Variante Omicron potrebbe portare alla fine della pandemia? Infetta di più ma forse è meno aggressiva

La variante Omicron “potrebbe anche segnare la fine della paura pandemica”. A dirlo all’Adnkronos è Arnaldo Caruso, presidente della Società italiana di virologia (Siv-Isv). La nuova variante, quindi, dopo giorni di brutte notizie potrebbe portare all’inizio di quella fase che la  comunità scientifica di tutto il mondo attende da tanto: una relazione pacifica tra uomo e Coronavirus.

Omicron porta alla fine della pandemia? 

Caruso spiega che “se la nuova variante si confermasse davvero più trasmissibile, ma meno aggressiva, potrebbe essere l’adattamento di Sars-CoV-2 che aspettavamo”.

Lo scenario appare realistico a chi conosce “la storia di tutte le infezioni virali, specialmente di quelle respiratorie. Esplodono in modo eclatante, poi pian piano l’ospite reagisce, il virus si adegua e scatta una sorta di convivenza tra i due”.

“La convivenza conviene a noi e conviene anche al virus”

La convivenza “conviene a noi e conviene al virus”. A sottolineralo è l’esperto, ordinario di microbiologia e microbiologia clinica all’università di Brescia e direttore del Laboratorio di microbiologia dell’Asst Spedali Civili. “Ammesso che abbia un’intelligenza, al virus conviene infatti non eliminare l’ospite comportandosi in maniera aggressiva, ma più conviverci”, diventare più bravo a infettarlo e sfruttarne l’organismo per moltiplicarsi e continuare a circolare. “Più dà pochi sintomi o addirittura nessun sintomo – puntualizza Caruso – più un virus ha la possibilità di trasmettersi, di continuare la sua corsa e di prevalere nella sua forma più contagiosa, più veloce ma più mite, su tutte le altre varianti”.

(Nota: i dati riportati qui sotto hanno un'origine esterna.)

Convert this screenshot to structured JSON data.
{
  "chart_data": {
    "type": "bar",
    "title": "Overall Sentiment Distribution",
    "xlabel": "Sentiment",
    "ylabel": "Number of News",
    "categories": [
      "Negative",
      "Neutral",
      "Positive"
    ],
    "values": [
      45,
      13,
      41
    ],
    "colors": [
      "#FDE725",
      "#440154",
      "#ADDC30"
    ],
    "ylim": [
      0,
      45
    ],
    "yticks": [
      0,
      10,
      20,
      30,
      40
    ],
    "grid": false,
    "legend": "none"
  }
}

La possibilità che avvenga questa convivenza era stata già evidenziata da un articolo del Daily Mail che parlava dell’arrivo della variante Omicron come di una “buona notizia”.

Omicron, convivenza virus-uomo ancora da verificare e comprendere

La convivenza, tornando all’analisi dell’ordinario di microbiologia e microbiologia clinica all’università di Brescia, è quello che che forse sta succedendo. Ad oggi però “i dati disponibili sono pochi e tutto è ancora da verificare e da comprendere”. E per farlo, precisa Caruso, bisognerà prendere Omicron e guardarci dentro. “Un virus che entra più rapidamente nell’organismo bersaglio, però è meno capace di farlo ammalare, in genere ha modificato non solo la proteina Spike, ma anche molte delle sue proteine interne che sono quelle che giocano un ruolo maggiore nel determinarne l’aggressività. Ed è lì che dovremmo andare a cercare per capire bene cos’è successo, guardando oltre la proteina Spike”. Dovremo entrare nel “cuore” di Omicron.